After a dozen years as a classroom teacher and private tutor, I know the routine well. Like clockwork, October and March bring new report cards and parents start to get nervous. “An F in chemistry? I’m afraid I can’t help you there; let’s find you a good chemistry tutor.” This is the kind of dialog I imagine taking place in many households around this time. And chemistry is just an example – “insert subject here” and the reaction is the same.
But that low letter grade on a report card can indicate many things – maybe the teacher is bonkers; maybe one major assignment was weighted too heavily; maybe the student can’t see the board and is afraid to say anything; maybe that particular class is a source of social anxiety; etc. And let’s be honest – in most high school classrooms, students are essentially graded on their ability to keep track of, complete, and submit paperwork (i.e. homework), instead of their mastery of the material. (Not a good state of affairs, but it’s a topic for another day!)
No, in my experience the actual subject itself is not the problem.
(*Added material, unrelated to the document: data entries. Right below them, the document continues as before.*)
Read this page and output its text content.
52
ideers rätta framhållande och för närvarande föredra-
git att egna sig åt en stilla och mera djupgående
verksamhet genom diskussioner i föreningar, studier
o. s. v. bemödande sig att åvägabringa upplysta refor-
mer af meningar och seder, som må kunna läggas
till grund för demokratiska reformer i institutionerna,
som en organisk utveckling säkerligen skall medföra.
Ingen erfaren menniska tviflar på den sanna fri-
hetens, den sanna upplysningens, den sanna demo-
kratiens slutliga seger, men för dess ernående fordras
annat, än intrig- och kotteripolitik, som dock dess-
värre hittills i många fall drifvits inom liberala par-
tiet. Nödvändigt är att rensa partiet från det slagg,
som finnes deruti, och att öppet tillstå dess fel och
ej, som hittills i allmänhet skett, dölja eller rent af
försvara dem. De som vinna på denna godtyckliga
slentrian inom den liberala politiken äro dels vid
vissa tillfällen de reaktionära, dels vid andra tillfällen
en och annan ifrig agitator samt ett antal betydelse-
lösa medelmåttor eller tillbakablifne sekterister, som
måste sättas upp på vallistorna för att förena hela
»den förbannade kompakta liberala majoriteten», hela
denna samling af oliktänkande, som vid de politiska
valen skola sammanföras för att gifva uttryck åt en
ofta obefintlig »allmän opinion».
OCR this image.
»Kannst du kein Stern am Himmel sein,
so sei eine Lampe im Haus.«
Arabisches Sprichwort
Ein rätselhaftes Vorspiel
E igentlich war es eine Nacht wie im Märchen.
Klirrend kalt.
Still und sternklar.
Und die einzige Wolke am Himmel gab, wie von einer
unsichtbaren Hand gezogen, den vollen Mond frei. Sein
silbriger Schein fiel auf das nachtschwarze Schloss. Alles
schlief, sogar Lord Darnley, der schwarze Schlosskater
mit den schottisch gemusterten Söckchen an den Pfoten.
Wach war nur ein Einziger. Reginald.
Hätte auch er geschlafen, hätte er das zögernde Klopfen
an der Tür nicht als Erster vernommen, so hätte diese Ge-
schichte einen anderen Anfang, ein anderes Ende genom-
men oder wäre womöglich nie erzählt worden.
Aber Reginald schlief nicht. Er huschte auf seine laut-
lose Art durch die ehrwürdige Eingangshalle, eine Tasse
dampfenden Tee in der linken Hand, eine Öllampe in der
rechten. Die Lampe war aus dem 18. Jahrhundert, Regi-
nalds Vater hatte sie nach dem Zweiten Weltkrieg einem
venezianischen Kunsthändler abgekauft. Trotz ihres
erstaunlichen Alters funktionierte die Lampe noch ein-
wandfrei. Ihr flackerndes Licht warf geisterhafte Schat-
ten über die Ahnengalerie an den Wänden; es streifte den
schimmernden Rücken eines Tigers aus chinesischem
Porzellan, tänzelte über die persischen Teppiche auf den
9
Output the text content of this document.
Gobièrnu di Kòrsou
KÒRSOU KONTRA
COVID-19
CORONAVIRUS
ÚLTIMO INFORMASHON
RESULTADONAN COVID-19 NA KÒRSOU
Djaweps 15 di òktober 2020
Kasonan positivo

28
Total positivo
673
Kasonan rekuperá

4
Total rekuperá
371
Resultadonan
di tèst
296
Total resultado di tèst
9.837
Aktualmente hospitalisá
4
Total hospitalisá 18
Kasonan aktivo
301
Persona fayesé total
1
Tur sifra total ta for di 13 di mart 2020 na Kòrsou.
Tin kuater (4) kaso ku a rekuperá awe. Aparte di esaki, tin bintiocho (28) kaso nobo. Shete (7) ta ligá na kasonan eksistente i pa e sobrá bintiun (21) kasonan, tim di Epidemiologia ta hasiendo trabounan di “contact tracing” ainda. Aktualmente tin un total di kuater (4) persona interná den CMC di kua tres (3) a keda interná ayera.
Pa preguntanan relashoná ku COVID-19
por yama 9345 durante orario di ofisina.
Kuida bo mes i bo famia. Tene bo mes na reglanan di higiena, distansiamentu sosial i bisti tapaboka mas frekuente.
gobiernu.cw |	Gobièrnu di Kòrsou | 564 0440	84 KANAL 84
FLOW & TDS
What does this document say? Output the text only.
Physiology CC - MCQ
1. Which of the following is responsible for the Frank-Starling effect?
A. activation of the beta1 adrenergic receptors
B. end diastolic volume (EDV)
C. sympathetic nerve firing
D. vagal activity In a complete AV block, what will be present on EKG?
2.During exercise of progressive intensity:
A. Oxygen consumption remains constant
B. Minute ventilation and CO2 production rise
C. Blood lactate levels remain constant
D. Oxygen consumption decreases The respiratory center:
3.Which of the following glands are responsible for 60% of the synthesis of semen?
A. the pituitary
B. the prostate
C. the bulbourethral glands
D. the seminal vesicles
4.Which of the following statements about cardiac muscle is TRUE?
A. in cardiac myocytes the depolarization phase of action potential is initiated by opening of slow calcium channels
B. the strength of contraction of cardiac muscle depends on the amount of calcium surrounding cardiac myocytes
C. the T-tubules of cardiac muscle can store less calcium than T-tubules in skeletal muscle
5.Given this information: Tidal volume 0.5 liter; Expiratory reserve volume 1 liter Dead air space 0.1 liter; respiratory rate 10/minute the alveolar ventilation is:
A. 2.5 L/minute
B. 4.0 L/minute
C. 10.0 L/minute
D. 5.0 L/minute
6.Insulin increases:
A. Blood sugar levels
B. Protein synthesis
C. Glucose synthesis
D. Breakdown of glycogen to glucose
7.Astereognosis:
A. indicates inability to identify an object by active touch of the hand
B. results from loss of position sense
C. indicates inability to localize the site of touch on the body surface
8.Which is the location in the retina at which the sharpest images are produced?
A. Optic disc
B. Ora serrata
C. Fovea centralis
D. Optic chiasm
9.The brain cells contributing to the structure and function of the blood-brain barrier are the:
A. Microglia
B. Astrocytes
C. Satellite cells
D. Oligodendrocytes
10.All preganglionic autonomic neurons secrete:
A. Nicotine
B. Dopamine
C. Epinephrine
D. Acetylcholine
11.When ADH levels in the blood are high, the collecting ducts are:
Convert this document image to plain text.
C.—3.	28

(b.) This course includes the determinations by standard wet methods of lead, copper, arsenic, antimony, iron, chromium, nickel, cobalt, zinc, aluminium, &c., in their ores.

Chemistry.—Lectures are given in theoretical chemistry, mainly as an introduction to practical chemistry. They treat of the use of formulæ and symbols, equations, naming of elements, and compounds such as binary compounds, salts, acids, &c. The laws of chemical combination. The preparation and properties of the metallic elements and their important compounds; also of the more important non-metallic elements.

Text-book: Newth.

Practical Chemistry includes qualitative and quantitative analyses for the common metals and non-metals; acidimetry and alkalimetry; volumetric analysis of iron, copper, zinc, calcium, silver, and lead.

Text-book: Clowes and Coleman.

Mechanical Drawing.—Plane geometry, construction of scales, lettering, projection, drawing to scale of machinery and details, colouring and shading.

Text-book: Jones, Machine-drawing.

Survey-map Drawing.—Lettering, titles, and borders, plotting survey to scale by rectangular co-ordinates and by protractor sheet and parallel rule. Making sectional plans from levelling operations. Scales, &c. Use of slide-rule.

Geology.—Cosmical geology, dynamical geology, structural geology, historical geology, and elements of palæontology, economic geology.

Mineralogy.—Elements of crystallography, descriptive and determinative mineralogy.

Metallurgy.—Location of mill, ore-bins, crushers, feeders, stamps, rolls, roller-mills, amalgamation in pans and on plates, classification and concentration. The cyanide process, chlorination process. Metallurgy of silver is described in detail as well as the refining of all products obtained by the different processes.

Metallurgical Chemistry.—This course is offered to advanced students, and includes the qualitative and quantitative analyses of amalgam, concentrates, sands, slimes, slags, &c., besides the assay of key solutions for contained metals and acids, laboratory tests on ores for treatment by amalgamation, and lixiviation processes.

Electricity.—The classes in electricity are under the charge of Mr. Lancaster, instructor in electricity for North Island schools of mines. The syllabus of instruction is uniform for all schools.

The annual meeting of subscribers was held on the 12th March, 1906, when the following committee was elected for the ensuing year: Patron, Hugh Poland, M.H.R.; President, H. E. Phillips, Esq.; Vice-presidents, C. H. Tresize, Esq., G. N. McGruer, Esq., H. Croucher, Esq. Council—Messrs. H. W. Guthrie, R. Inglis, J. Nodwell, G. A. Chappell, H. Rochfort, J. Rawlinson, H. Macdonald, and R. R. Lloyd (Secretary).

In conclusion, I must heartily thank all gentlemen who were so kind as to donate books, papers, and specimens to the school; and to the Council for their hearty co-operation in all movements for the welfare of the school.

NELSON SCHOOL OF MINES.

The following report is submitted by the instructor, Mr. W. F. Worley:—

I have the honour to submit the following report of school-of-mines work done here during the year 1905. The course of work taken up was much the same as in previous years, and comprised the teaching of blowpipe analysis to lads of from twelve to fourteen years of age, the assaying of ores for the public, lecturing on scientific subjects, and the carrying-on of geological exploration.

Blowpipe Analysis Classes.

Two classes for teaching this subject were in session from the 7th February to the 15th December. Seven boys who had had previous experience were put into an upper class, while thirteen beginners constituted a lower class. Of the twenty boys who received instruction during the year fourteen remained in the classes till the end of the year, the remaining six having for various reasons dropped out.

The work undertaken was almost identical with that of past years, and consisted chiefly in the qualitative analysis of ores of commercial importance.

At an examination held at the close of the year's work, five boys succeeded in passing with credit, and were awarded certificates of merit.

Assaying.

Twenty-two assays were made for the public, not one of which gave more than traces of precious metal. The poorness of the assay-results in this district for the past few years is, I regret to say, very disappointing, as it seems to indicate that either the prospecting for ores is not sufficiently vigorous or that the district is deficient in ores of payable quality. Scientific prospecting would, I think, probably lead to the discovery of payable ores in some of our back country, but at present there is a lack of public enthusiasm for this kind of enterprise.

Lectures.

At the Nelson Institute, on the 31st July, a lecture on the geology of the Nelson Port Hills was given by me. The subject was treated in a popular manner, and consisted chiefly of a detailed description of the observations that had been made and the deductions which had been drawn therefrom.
I’m convinced that most struggling students need help with something far more fundamental: They don’t know how to read. Okay, of course they can read. But they don’t know how to read. Most students can read just fine and at the appropriate level; but they don’t know how to read for comprehension, how to separate details from main ideas, how to skim effectively, how to notice subtleties and shades of meaning. There are ways to teach these things, and a skillful tutor can make a big difference for the student.
Obviously, reading is fundamental, but there are other base issues an experienced tutor can address. Many students just need help learning to manage their time, especially if they are busy with extracurricular activities. Some students need a mindset recalibration, an understanding that their struggles are not because they are stupid, but because they do not yet understand what it takes to succeed in that class (see Mindset by Carol Dweck).
And the class in question may require a specific skill set. Some classes are heavy on memorization and regurgitation – that’s fine, but there are particular skills needed for a class like this, and they can be taught. Writing is another essential skill that may be the main reason for a low grade. Or maybe your visual learner is being bombarded with auditory notes in class, and needs strategies for translating that information into visual form.
This is why you should invest in an experienced educator who can identify these needs. In my early days as a private tutor, it took me months before I realized some students were failing simply because they were not writing down their homework assignments in a planner. After years of research and one-on-one consultations with struggling students, these days I can isolate a student’s main learning need in just a session or two.
In short, every child is unique, as is every class and every teacher. That means a child’s academic performance is a complicated thing. So simply throwing money at a subject tutor is too simplistic a solution; in fact it’s rarely a solution at all. Take some time and find an experienced educator, someone who understands the myriad skills required for academic success and is able to address them with your child. And there’s great news – your child will not just be improving his chemistry grade; he’ll also walk away with skills he’ll use for the rest of his life.